Minimum Viable Lifestyle

I don't believe UBI is likely to solve anything. I spent some years critiquing UBI and then largely moved on to writing about what I think will actually make a difference, which I think of as a Minimum Viable Lifestyle.

People who are just starting out or currently down on their luck or in transition need to be able to rent a small space inexpensively that actually serves their needs well and it needs to do so without them owning a car. 

In the US, we used to provide this as a default. It used to be the norm to rent a room somewhere -- typically in an SRO or boarding house -- and be able to live cheap while going to college or trying to get some life experience and decide how you wished to live.

But since World War II, we have torn down about a million SROs and have come to see such spaces as transitional housing for homeless people, not normal housing. Cheap rentals of that sort used to be market rate normal housing for unmarried individuals, young childless couples, students and seniors.

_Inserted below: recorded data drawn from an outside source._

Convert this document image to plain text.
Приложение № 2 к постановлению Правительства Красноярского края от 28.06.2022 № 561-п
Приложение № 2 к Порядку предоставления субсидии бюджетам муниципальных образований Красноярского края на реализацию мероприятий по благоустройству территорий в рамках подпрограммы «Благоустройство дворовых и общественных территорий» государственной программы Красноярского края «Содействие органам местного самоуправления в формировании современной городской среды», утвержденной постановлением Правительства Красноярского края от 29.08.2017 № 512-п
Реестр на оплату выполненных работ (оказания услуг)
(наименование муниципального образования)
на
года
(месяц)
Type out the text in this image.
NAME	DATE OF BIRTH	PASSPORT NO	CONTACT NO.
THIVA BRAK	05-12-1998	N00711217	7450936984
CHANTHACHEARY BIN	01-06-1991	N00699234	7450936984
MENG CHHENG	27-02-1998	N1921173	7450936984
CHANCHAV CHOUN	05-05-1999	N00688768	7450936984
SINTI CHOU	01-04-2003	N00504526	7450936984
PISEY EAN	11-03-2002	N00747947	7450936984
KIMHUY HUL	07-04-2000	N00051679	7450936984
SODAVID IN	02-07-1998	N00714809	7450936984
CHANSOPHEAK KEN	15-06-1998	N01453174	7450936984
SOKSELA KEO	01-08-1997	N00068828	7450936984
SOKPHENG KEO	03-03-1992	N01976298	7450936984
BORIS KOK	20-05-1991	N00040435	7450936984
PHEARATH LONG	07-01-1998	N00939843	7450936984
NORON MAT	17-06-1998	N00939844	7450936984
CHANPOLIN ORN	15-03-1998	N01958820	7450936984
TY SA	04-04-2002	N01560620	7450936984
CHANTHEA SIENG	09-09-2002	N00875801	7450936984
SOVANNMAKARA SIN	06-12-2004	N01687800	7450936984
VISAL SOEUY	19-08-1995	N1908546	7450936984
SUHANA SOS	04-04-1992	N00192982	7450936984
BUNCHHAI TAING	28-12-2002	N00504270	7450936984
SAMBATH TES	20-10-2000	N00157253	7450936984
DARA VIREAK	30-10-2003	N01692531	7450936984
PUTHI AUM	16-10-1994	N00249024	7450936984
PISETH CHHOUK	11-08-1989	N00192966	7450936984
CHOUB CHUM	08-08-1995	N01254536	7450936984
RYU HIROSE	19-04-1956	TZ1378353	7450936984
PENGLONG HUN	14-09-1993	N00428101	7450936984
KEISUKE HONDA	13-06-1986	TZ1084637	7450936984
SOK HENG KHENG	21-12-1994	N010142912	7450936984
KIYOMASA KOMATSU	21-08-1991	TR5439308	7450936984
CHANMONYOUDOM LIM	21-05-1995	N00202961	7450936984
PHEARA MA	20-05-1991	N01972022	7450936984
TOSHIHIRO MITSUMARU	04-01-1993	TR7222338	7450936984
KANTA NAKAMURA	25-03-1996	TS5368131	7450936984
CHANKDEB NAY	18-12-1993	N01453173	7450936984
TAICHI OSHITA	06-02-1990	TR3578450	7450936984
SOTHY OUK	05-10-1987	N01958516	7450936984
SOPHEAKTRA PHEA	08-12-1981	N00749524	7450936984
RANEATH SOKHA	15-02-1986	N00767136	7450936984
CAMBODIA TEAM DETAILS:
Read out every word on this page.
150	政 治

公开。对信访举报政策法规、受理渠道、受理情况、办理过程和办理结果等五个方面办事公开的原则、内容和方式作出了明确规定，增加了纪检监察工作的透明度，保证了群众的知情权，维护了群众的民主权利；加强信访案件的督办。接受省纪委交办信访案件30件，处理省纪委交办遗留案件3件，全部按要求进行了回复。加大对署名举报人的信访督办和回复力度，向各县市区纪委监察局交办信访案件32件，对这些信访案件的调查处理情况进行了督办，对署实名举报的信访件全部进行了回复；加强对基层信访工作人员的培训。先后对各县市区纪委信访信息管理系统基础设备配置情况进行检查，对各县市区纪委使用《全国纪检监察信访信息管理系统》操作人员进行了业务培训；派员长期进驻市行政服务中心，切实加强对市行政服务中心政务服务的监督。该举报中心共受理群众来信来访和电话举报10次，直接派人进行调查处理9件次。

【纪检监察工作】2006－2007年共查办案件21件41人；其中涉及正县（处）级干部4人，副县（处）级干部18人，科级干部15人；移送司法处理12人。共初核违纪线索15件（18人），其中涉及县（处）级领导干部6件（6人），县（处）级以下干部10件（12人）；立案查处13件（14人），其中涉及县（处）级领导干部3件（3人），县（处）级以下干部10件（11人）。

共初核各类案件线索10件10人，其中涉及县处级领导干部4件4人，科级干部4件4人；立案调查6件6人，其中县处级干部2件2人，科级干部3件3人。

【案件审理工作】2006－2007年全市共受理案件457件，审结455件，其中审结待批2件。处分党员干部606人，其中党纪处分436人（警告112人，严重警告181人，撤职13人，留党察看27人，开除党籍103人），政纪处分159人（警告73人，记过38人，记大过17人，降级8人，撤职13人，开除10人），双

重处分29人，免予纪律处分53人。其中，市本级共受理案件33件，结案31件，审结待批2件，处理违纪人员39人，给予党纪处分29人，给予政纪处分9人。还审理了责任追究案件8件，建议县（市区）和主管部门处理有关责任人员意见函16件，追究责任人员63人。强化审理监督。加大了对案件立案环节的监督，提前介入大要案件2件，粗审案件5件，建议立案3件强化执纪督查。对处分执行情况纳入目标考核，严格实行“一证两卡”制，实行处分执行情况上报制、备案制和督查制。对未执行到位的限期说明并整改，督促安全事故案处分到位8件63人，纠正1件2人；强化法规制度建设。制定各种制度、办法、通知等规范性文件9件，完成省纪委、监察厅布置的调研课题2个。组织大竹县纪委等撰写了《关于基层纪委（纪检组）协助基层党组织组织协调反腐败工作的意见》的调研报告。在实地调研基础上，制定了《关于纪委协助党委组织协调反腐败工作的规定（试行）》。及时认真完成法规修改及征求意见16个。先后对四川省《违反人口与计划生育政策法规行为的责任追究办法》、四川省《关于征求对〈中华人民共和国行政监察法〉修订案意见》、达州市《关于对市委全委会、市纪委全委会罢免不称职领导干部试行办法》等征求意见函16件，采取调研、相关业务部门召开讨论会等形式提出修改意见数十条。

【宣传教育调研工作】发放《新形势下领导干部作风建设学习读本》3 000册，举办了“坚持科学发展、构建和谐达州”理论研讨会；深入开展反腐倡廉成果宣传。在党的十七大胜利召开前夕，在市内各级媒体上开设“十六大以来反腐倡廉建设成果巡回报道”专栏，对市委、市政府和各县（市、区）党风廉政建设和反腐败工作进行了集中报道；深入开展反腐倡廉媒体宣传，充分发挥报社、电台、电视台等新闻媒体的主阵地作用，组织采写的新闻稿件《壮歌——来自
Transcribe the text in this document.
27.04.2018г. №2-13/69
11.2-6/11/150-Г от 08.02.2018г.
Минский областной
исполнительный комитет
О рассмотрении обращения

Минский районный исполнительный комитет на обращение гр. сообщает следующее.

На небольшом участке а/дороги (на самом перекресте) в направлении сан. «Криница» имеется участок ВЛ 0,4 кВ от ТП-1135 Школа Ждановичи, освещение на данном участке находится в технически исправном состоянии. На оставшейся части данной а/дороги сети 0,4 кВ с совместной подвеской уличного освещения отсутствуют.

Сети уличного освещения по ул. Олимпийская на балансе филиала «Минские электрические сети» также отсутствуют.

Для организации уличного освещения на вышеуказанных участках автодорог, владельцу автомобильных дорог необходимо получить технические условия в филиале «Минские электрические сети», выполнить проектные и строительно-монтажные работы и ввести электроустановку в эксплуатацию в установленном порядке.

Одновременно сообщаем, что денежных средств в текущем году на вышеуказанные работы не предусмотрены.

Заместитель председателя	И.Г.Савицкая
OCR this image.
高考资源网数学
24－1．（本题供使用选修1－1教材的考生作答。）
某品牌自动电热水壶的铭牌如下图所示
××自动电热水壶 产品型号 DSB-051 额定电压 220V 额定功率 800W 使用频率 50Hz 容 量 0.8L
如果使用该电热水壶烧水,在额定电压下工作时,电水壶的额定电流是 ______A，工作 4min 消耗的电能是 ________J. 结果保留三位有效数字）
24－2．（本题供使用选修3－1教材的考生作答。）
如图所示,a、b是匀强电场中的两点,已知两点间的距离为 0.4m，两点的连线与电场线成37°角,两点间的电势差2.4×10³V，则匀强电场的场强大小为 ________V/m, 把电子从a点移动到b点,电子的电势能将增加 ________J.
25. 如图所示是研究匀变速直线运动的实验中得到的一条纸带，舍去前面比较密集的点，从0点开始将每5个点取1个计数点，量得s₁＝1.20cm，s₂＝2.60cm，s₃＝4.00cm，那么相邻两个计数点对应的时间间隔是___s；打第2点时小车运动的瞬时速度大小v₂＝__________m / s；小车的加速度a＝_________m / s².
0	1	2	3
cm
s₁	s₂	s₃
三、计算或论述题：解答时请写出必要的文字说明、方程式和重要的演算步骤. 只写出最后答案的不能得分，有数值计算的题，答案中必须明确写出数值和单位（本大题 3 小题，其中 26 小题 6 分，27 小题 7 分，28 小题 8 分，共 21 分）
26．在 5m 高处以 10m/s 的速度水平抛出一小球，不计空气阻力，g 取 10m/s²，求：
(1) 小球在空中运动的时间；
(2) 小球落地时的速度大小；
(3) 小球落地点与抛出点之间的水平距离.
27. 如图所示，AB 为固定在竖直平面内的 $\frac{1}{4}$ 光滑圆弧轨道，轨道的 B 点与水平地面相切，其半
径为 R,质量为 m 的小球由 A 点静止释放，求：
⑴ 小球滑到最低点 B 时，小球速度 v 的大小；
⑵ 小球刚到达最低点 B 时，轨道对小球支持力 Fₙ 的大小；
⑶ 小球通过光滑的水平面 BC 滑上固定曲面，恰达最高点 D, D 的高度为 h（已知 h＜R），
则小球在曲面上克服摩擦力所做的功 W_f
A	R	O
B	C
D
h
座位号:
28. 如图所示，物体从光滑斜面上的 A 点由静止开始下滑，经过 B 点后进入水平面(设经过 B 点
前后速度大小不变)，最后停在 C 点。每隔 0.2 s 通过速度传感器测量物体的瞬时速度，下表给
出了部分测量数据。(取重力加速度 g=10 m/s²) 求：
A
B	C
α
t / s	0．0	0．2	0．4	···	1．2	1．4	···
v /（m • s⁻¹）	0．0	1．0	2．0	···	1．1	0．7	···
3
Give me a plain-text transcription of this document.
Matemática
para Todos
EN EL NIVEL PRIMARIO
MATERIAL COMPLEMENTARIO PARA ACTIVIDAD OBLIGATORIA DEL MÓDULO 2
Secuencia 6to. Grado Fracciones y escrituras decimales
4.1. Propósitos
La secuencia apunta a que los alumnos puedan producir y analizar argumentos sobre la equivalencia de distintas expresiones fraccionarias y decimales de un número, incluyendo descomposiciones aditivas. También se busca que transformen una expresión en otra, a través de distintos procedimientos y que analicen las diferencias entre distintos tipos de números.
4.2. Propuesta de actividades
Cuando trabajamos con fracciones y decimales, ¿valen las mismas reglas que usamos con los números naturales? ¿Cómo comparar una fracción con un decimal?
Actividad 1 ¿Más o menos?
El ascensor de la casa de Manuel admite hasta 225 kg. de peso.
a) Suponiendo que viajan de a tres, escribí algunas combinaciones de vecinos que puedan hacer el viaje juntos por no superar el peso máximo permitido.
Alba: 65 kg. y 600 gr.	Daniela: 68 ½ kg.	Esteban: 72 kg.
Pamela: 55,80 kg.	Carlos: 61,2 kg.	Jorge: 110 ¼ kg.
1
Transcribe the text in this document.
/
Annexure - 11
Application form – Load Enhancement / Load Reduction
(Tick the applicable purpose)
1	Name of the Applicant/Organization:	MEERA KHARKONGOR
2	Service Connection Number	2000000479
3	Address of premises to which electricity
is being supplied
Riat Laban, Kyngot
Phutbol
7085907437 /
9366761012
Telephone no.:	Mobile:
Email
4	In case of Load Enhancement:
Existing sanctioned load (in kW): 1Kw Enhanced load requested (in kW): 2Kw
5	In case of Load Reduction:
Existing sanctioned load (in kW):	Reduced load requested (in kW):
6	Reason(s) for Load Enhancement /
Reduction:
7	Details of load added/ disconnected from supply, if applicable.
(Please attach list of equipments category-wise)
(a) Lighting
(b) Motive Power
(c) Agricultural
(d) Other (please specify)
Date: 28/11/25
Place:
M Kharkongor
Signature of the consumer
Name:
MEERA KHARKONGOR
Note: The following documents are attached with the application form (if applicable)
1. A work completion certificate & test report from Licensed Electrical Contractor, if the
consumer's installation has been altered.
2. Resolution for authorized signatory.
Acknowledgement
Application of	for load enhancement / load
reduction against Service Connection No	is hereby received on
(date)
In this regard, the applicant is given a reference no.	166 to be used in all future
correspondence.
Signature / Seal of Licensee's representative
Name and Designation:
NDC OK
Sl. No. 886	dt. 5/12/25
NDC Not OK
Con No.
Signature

It also used to be more feasible to live without a car. Walkable mixed-use neighborhoods, better support for cyclists and better public transit would help make it feasible to live without a car.

If you can rent a room for cheap and live without a car while working a minimum wage job or working part-time at something that pays a little better than that, then you can have real control over your life without being rich. This would go a long ways towards resolving a lot of our current economic issues.

If you have UBI and you don't have this, you aren't solving poverty. If you have this, UBI or no UBI, most people will be okay.